A recent study on the island of Signy in the South Orkney archipelago noted that between 2009 and 2019 the land cover increased more than in the previous 50 years combined. The causes were mainly two: the increase in air temperature caused by climate change and declining sea lion populations and their impact on the environment. But the green colonization of Antarctica actually begins much earlier. It begins in the world of the invisible and of lichens.
The ground that is born from the ice
Under our feet, the ground often goes unnoticed. Dirt, dust, sand and some more or less annoying insects. But in reality, the soil is alive. About one in four species on the planet lives there. One cubic meter of land the forest can contain up to 2,000 different species of invertebrates. And if we go microscopic, millions of individuals and several thousand species of bacteria live in a single gram of soil.
Of course, not all soils are the same and they have not all always been so rich in biodiversity. in the planet there are also bare floors, lifeless, like those that arise after a volcanic eruption or when the melting of a glacier uncovers previously inaccessible territory. At this time, the construction of the land begins. The mechanisms of ecology are set in motion to conquer this new piece of land.
“Colonization occurs through processes of primary succession, processes of colonization of rocks or soils where there is nothing,” he explains. Assumption of rivers, researcher at the National Museum of Natural Sciences and expert in terrestrial microbial ecosystems, especially those that develop in extreme environments, such as polar environments. “Succession consists of a series of communities where its components are replaced. Pioneer microorganisms arrive first We don’t really know how. We believe that whatever can happen happens, but only those who can live in the conditions of the place are established. These begin to modify the soil and generate nutrients through their own metabolism. The soil develops more and more until it is possible to grow mosses and lichens, and then plants.

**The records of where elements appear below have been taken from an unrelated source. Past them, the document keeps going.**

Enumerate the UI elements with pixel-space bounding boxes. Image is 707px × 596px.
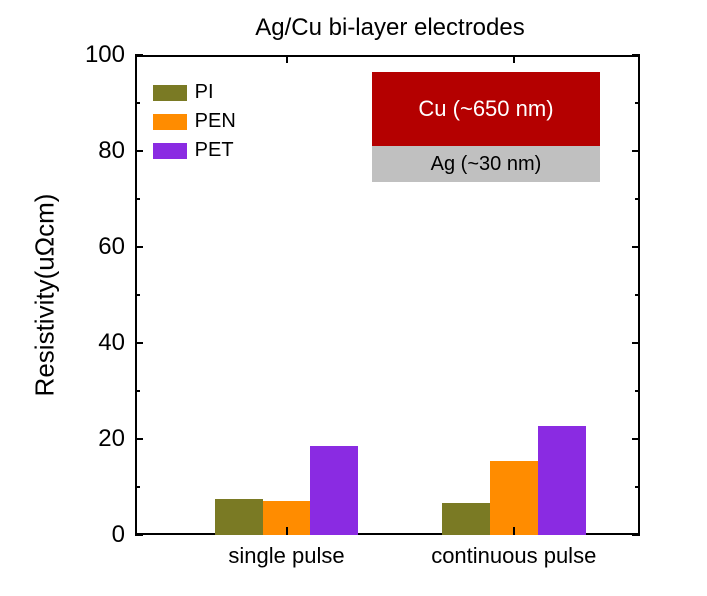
bar-pi-1 [442, 503, 490, 535]
ytick-mark-left [135, 342, 143, 344]
ytick-mark-left [135, 534, 143, 536]
bar-pi-0 [215, 499, 263, 535]
ytick-label: 80 [65, 137, 125, 165]
ytick-label: 60 [65, 233, 125, 261]
xtick-mark-top [286, 55, 288, 63]
ytick-mark-right [632, 438, 640, 440]
legend: PI PEN PET [153, 81, 236, 168]
ytick-minor-left [135, 102, 140, 104]
ytick-mark-right [632, 246, 640, 248]
ytick-label: 40 [65, 329, 125, 357]
ytick-minor-right [635, 294, 640, 296]
legend-label: PEN [195, 110, 236, 133]
layer-box: Ag (~30 nm) [372, 146, 599, 182]
ytick-mark-right [632, 54, 640, 56]
legend-swatch [153, 85, 187, 101]
ytick-minor-right [635, 198, 640, 200]
xtick-mark-bottom [286, 527, 288, 535]
legend-label: PET [195, 139, 234, 162]
ytick-mark-left [135, 246, 143, 248]
ytick-minor-left [135, 198, 140, 200]
legend-row: PEN [153, 110, 236, 133]
legend-label: PI [195, 81, 214, 104]
ytick-minor-right [635, 486, 640, 488]
legend-row: PI [153, 81, 236, 104]
bar-pen-1 [490, 461, 538, 535]
ytick-minor-left [135, 486, 140, 488]
ytick-minor-right [635, 390, 640, 392]
ytick-label: 100 [65, 41, 125, 69]
layer-box: Cu (~650 nm) [372, 72, 599, 146]
bar-pet-0 [310, 446, 358, 535]
chart-title: Ag/Cu bi-layer electrodes [190, 14, 590, 42]
ytick-label: 20 [65, 425, 125, 453]
x-category-label: single pulse [228, 543, 344, 569]
legend-swatch [153, 143, 187, 159]
ytick-label: 0 [65, 521, 125, 549]
x-category-label: continuous pulse [431, 543, 596, 569]
ytick-mark-right [632, 150, 640, 152]
ytick-mark-right [632, 534, 640, 536]
ytick-mark-left [135, 438, 143, 440]
xtick-mark-top [513, 55, 515, 63]
legend-row: PET [153, 139, 236, 162]
ytick-minor-left [135, 294, 140, 296]
ytick-mark-right [632, 342, 640, 344]
ytick-minor-left [135, 390, 140, 392]
bar-pet-1 [538, 426, 586, 535]
ytick-minor-right [635, 102, 640, 104]
y-axis-label: Resistivity(uΩcm) [30, 194, 61, 397]
legend-swatch [153, 114, 187, 130]
ytick-mark-left [135, 54, 143, 56]
xtick-mark-bottom [513, 527, 515, 535]
ytick-mark-left [135, 150, 143, 152]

De los Ríos is part of the rock eaters project which seeks to unravel the processes that allow life to break through on lava and rocks in areas uncovered after retreating glaciers in Antarctica and Iceland. This year they were due to travel to the frozen continent, but a COVID-19 outbreak mid-journey forced the BioHesperides ship to turn around and suspend sampling until next year.
“These colonization processes are very slow. Micro-organisms interact with minerals in rocks, degrading them and producing fractures. As a result, nutrients are released which, when the time comes, can be used by other organisms such as lichens, for example,” explains the researcher. “That is, nutrients that were trapped in the rock are generated, and if these microorganisms did not exist, they would never reach the ground.”
The quiet conquest of lichens
Himantormia lugubris it is a special lichen. This organism endemic to Antarctica is, like the rest of the planet’s lichens, a symbiosis between a fungus and photosynthetic microorganisms (such as algae and/or cyanobacteria). The fungus provides the structure and the shelter allowing the photosynthetic micro-organisms to work under optimal conditions. In return, they offer food and energy. It functions as a kind of self-sufficient greenhouse.
Himantormia lugubris has evolved in such a way that their relationship is effective only in parts of the Antarctic Peninsula and nearby islands. The conditions you need are so specific that it is one of those organisms particularly vulnerable to climate change. And it is that lichens are not exactly known for their ability to react or their speed of adaptation to changes.
In the coastal regions of Antarctica, lichens grow about one centimeter every 100 years. In drier interior regions, such as the McMurdo Valleys, they do so at a rate of one centimeter every 1000 years. The survival strategy of lichens involves collaboration between species and slowness. A recent study by the Field Museum in Chicago indicates that the photosynthetic organisms that compose them could take several hundred thousand years to adapt to a change in climatic conditions. But over the past half-century, the average temperature on the Antarctic Peninsula has risen by around 3 degrees Celsius.
“On the one hand, we are going to have greater colonization of deglaciated areas. Glaciers are retreating and they are doing it faster, especially in polar regions such as Iceland and the Antarctic Peninsula. But, on the other hand, climate change will establish species that have not developed before and will alter the diversity of areas that were pristine until now,” concludes Asunción de los Ríos. “Additionally, it will change the appearance: areas that previously looked white will appear greener and greener.”
Carnation and Antarctic grass will continue to claim new territories and other invasive plant species are likely to get in on the action. Microorganisms will continue arrange empty soil minerals to start building stable ecosystems. And lichens will continue to move slowly, but increasingly unsteadily, in an attempt to survive climate change that originates thousands of miles from their frozen habitats.